CLOSED CENTRES: violence and transfers: “All our rights are being taken away”

People gathered in front of the Immigration Office on 19 January 2024 to denounce the recent deaths of people who were detained in closed centres, to denounce the conditions of detention and the physical and psychological violence to which these people are subjected on a daily basis and which lead to these deaths, and lastly, to call for regularisation! 

In response to the claims and testimonies, the Immigration Office denies the allegations, stating in particular that “each place provides all the medical and psychological support necessary to ensure that the return is as comfortable as possible”.

However, the detainees testify to the lack of care provided, the threats and torture they have suffered and the trauma this has caused:    

 “We’re being taken for idiots; yet we know how to talk, we know how to make sense of things, we can have a dialogue, we can negotiate, but all we get are threats of forced return if we dare to talk to the media, if we phone you, or if we ask for a shrink or a doctor. We can’t defend ourselves, we don’t have any rights; and many are very afraid of reprisals if they say anything or if they phone you.”

“There’s no one to talk to, no one explains anything to us”.

“People don’t know what’s going on here, it’s worse than racism, it’s hidden slavery, we can’t defend ourselves, all our rights have been taken away”.

“We are all traumatised by these threats and genuine torture”.

it’s terrible to lock people up and mistreat them because they’re “undocumented””.

“It’s enough to drive you mad in the face of this injustice”.   

The detainees at 127 bis also told us that a suicide had taken place at the center on 07/01/2024. To this day, management denies this death. Some detainees at this centre told us the following:

 “they are trying to hide it from us

 “enough is enough, this is the second time in 15 days”.

 “we won’t let it be”.

 “I am not surprised, we are treated like animals, I understand how it could have come to this”.


 The Immigration Office attributes the psychological state of people detained in closed centres to the fact that “they are often at the end of the procedure and in the process of being repatriated to their country of origin”, and therefore acknowledges neither the violence of the detention nor their responsibility for the trauma that detention as such, but it also causes and perpetuates the behaviour of the employees of these closed centres! 

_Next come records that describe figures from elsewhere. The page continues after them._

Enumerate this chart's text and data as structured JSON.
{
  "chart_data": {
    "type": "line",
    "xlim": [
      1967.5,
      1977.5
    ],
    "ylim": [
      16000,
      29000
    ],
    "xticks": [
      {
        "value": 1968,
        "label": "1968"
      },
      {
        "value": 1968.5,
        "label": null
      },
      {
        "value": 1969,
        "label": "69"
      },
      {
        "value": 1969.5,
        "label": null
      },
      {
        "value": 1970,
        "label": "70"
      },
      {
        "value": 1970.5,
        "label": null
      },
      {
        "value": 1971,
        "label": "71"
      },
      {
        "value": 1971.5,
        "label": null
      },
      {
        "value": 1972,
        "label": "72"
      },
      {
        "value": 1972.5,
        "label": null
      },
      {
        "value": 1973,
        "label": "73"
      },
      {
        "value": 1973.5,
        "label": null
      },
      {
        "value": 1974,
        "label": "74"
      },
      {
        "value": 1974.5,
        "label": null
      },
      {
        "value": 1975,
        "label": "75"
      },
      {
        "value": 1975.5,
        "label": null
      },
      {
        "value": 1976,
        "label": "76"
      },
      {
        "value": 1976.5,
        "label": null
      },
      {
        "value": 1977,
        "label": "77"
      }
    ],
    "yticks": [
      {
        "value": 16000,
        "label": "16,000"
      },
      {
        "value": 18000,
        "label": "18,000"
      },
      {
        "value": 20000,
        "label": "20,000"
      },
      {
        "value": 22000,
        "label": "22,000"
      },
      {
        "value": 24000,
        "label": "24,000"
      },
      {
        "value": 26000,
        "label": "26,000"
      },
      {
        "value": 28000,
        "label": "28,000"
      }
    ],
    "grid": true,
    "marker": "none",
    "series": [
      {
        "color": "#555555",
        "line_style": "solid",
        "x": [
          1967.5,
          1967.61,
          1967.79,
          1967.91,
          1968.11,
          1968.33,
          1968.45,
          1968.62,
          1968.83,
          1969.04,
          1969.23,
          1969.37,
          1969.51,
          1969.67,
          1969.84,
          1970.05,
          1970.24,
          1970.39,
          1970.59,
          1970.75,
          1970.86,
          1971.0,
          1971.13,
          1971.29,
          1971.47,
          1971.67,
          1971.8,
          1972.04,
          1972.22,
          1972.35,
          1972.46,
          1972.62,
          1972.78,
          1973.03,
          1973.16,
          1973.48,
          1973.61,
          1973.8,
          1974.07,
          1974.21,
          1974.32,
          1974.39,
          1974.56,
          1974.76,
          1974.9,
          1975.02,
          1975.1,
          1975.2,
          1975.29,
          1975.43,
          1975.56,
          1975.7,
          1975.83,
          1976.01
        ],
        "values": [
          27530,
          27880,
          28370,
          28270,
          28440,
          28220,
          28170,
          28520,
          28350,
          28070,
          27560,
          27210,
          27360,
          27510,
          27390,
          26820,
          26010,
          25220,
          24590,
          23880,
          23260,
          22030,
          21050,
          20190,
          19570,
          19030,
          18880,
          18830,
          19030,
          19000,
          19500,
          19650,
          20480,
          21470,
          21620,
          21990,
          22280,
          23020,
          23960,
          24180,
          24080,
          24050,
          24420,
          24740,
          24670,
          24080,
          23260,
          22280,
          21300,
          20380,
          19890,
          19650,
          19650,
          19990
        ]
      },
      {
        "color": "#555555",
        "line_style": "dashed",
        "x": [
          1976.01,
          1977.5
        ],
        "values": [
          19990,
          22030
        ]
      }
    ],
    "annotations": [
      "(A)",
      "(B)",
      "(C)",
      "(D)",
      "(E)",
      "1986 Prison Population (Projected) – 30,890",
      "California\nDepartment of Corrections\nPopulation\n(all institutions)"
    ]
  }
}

However, there has recently been further evidence of the violence to which these people are subjected:

– At 127 bis, a detainee was severely beaten up by security on 06/01/2024: he had arrived late for his breakfast. He expressed his disagreement. Security isolated him in a room without cameras, beat him up and put him in solitary confinement. After a few days, he was transferred to another centre and placed in isolation. As of 24/01/2024 he is still there.    

– At 127 bis, Sunday 14/01/2024 at 10pm: A prisoner asks about the hair clippers. A guard tells him to go and look in another room. He doesn’t find it and asks again. The guards laugh at him. He insisted. “An hour or two later, 10 security told me to go to the office. I refuse and go back to my room (because I know very well that means isolation cell). Suddenly, 20 security guards arrived. About ten prisoners prevented security from taking me.” There was a general fight and 5 prisoners were put in solitary confinement. One of them said that he had received very few beatings, but that others had been badly beaten. He lodged a complaint. The 5 were transferred to various centres.